我无法更改某个节点的锚点。我的代码是:
\begin{frame}
\frametitle{Utility Maximisation}
\begin{itemize}
\item Expected Utility of Future Wealth
\tikz[remember picture, overlay, baseline=-.5ex]\node (n1) {};
\end{itemize}
\begin{equation*}
\begin{aligned}
& \underset{w}{\text{maximise}}
& & \tikz[baseline]{
\node[fill=blue!20,anchor=base] (t1)
{$\mathbb{E}[U(W_{t+1})] $};
} \\
& \text{subject to}
& & W_{t+1} = (1 +
\tikz[baseline]{
\node[fill=red!20,anchor=base] (t3)
{$ r^P_{t+1} $};
} )
\tikz[baseline]{
\node[fill=yellow!20,anchor=base] (t4)
{$ W_t $};
} \\
&&& \tikz[baseline]{
\node[fill=green!20,anchor=base] (t2)
{$ \boldsymbol w \cdot \boldsymbol \iota = 1 $};
} \\
&&& \tikz[baseline]{
\node[fill=cyan!20,anchor=base] (t5)
{$ \boldsymbol w \ge 0 $ };
}
\end{aligned}
\end{equation*}
\begin{itemize}
\item No Shorting
\tikz[remember picture, overlay, baseline=-.5ex]\node (n5) {};
\item Portfolio Constraint
\tikz[remember picture, overlay, baseline=-.5ex]\node (n2) {};
\item Portfolio Return
\tikz[remember picture, overlay, baseline=-.5ex]\node (n3) {};
\item Current Wealth
\tikz[remember picture, overlay, baseline=-.5ex]\node (n4) {};
\end{itemize}
\begin{tikzpicture}[overlay]
\path[->]<1-> (n1) edge [bend left] (t1);
\path[->]<1-> (n5) edge [out=0, in=-90] (t5);
\path[->]<1-> (n2) edge [out=0, in=-90] (t2);
\path[->]<1-> (n3) edge [out=0, in=-90] (t3);
\path[->]<1-> (n4) edge [out=0, in=-90] (t4);
\end{tikzpicture}
\end{frame}
我希望 (t2) 锚点位于节点框的东南角,这样它就不会穿过下面的框。我尝试将锚点更改为“东南”,但这没有任何效果。
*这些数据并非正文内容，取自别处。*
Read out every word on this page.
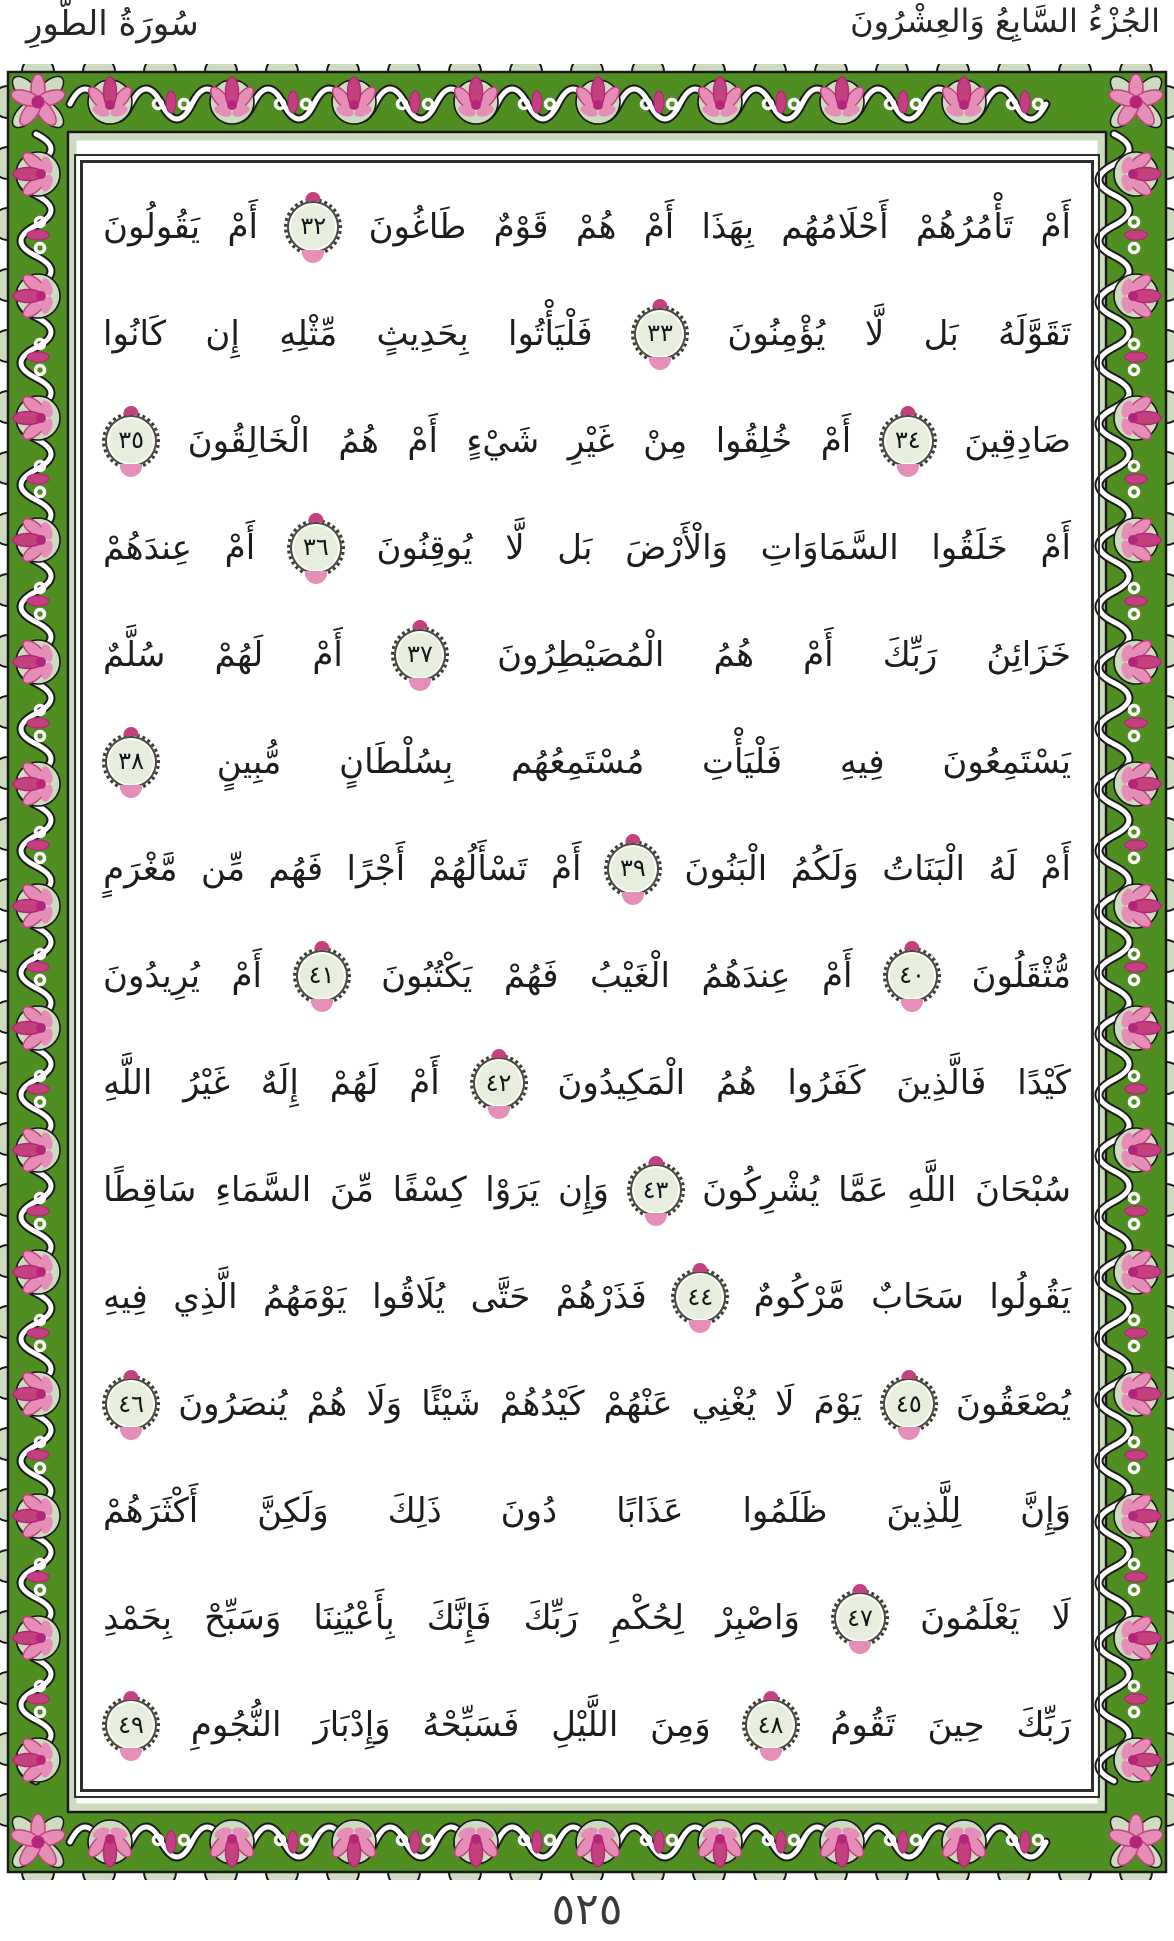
الجُزْءُ السَّابِعُ وَالعِشْرُونَ
سُورَةُ الطُّورِ
أَمْ
تَأْمُرُهُمْ
أَحْلَامُهُم
بِهَذَا
أَمْ
هُمْ
قَوْمٌ
طَاغُونَ
٣٢
أَمْ
يَقُولُونَ
تَقَوَّلَهُ
بَل
لَّا
يُؤْمِنُونَ
٣٣
فَلْيَأْتُوا
بِحَدِيثٍ
مِّثْلِهِ
إِن
كَانُوا
صَادِقِينَ
٣٤
أَمْ
خُلِقُوا
مِنْ
غَيْرِ
شَيْءٍ
أَمْ
هُمُ
الْخَالِقُونَ
٣٥
أَمْ
خَلَقُوا
السَّمَاوَاتِ
وَالْأَرْضَ
بَل
لَّا
يُوقِنُونَ
٣٦
أَمْ
عِندَهُمْ
خَزَائِنُ
رَبِّكَ
أَمْ
هُمُ
الْمُصَيْطِرُونَ
٣٧
أَمْ
لَهُمْ
سُلَّمٌ
يَسْتَمِعُونَ
فِيهِ
فَلْيَأْتِ
مُسْتَمِعُهُم
بِسُلْطَانٍ
مُّبِينٍ
٣٨
أَمْ
لَهُ
الْبَنَاتُ
وَلَكُمُ
الْبَنُونَ
٣٩
أَمْ
تَسْأَلُهُمْ
أَجْرًا
فَهُم
مِّن
مَّغْرَمٍ
مُّثْقَلُونَ
٤٠
أَمْ
عِندَهُمُ
الْغَيْبُ
فَهُمْ
يَكْتُبُونَ
٤١
أَمْ
يُرِيدُونَ
كَيْدًا
فَالَّذِينَ
كَفَرُوا
هُمُ
الْمَكِيدُونَ
٤٢
أَمْ
لَهُمْ
إِلَهٌ
غَيْرُ
اللَّهِ
سُبْحَانَ
اللَّهِ
عَمَّا
يُشْرِكُونَ
٤٣
وَإِن
يَرَوْا
كِسْفًا
مِّنَ
السَّمَاءِ
سَاقِطًا
يَقُولُوا
سَحَابٌ
مَّرْكُومٌ
٤٤
فَذَرْهُمْ
حَتَّى
يُلَاقُوا
يَوْمَهُمُ
الَّذِي
فِيهِ
يُصْعَقُونَ
٤٥
يَوْمَ
لَا
يُغْنِي
عَنْهُمْ
كَيْدُهُمْ
شَيْئًا
وَلَا
هُمْ
يُنصَرُونَ
٤٦
وَإِنَّ
لِلَّذِينَ
ظَلَمُوا
عَذَابًا
دُونَ
ذَلِكَ
وَلَكِنَّ
أَكْثَرَهُمْ
لَا
يَعْلَمُونَ
٤٧
وَاصْبِرْ
لِحُكْمِ
رَبِّكَ
فَإِنَّكَ
بِأَعْيُنِنَا
وَسَبِّحْ
بِحَمْدِ
رَبِّكَ
حِينَ
تَقُومُ
٤٨
وَمِنَ
اللَّيْلِ
فَسَبِّحْهُ
وَإِدْبَارَ
النُّجُومِ
٤٩
٥٢٥
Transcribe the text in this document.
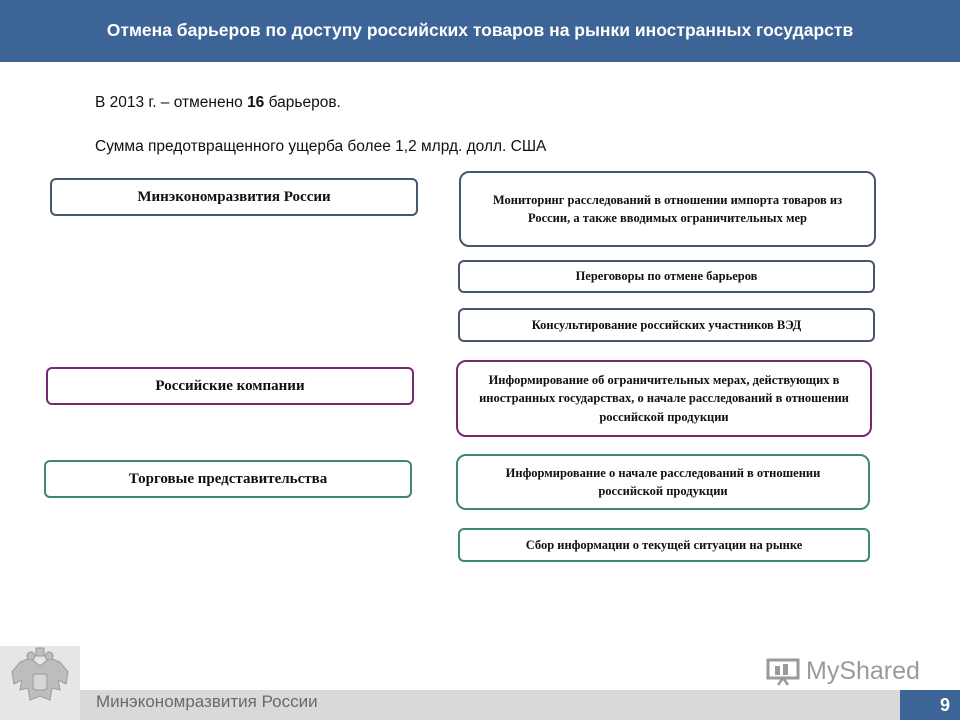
Отмена барьеров по доступу российских товаров на рынки иностранных государств
В 2013 г. – отменено 16 барьеров.
Сумма предотвращенного ущерба более 1,2 млрд. долл. США
Минэкономразвития России
Российские компании
Торговые представительства
Мониторинг расследований в отношении импорта товаров из России, а также вводимых ограничительных мер
Переговоры по отмене барьеров
Консультирование российских участников ВЭД
Информирование об ограничительных мерах, действующих в иностранных государствах, о начале расследований в отношении российской продукции
Информирование о начале расследований в отношении российской продукции
Сбор информации о текущей ситуации на рынке
Минэкономразвития России	9
MyShared
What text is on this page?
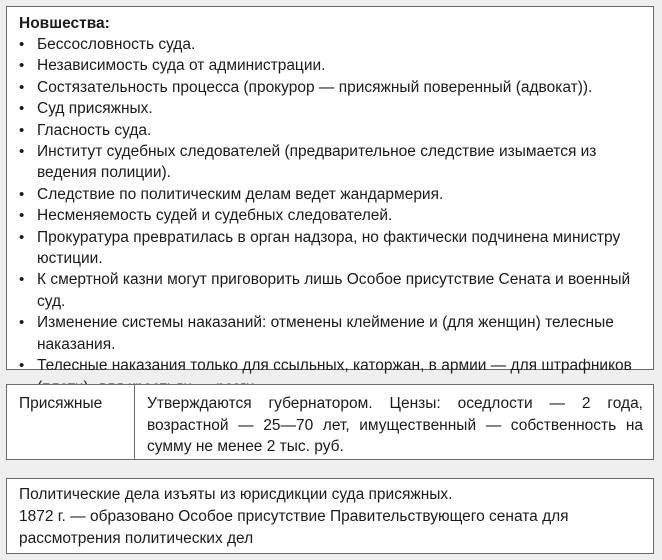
Новшества:
• Бессословность суда.
• Независимость суда от администрации.
• Состязательность процесса (прокурор — присяжный поверенный (адвокат)).
• Суд присяжных.
• Гласность суда.
• Институт судебных следователей (предварительное следствие изымается из ведения полиции).
• Следствие по политическим делам ведет жандармерия.
• Несменяемость судей и судебных следователей.
• Прокуратура превратилась в орган надзора, но фактически подчинена министру юстиции.
• К смертной казни могут приговорить лишь Особое присутствие Сената и военный суд.
• Изменение системы наказаний: отменены клеймение и (для женщин) телесные наказания.
• Телесные наказания только для ссыльных, каторжан, в армии — для штрафников
Присяжные	Утверждаются губернатором. Цензы: оседлости — 2 года, возрастной — 25—70 лет, имущественный — собственность на сумму не менее 2 тыс. руб.
Политические дела изъяты из юрисдикции суда присяжных.
1872 г. — образовано Особое присутствие Правительствующего сената для рассмотрения политических дел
抱歉,这是一个愚蠢的问题(我今天才开始使用 TikZ)。
答案1
为此,您可以轻松设置到达点,方法是:
\path[->]<1-> (n2) edge [out=0, in=-90] (t2);
改成:
\path[->]<1-> (n2) edge [out=0, in=-90] (t2.south east);
这是我的 MWE(remember picture当您致电时我添加了一些\tikz):
\documentclass{beamer}
\usepackage{tikz}
\begin{document}
\begin{frame}
\frametitle{Utility Maximisation}
\begin{itemize}
\item Expected Utility of Future Wealth
\tikz[remember picture, overlay, baseline=-.5ex]\node (n1) {};
\end{itemize}
\begin{equation*}
\begin{aligned}
& \underset{w}{\text{maximise}}
& & \tikz[remember picture,baseline]{
\node[fill=blue!20,anchor=base] (t1)
{$\mathbb{E}[U(W_{t+1})] $};
} \\
& \text{subject to}
& & W_{t+1} = (1 +
\tikz[remember picture,baseline]{
\node[fill=red!20,anchor=base] (t3)
{$ r^P_{t+1} $};
} )
\tikz[remember picture,baseline]{
\node[fill=yellow!20,anchor=base] (t4)
{$ W_t $};
} \\
&&& \tikz[remember picture,baseline]{
\node[fill=green!20,anchor=base] (t2)
{$ \boldsymbol w \cdot \boldsymbol \iota = 1 $};
} \\
&&& \tikz[remember picture,baseline]{
\node[fill=cyan!20,anchor=base] (t5)
{$ \boldsymbol w \ge 0 $ };
}
\end{aligned}
\end{equation*}
\begin{itemize}
\item No Shorting
\tikz[remember picture, overlay, baseline=-.5ex]\node (n5) {};
\item Portfolio Constraint
\tikz[remember picture, overlay, baseline=-.5ex]\node (n2) {};
\item Portfolio Return
\tikz[remember picture, overlay, baseline=-.5ex]\node (n3) {};
\item Current Wealth
\tikz[remember picture, overlay, baseline=-.5ex]\node (n4) {};
\end{itemize}
\begin{tikzpicture}[remember picture,overlay]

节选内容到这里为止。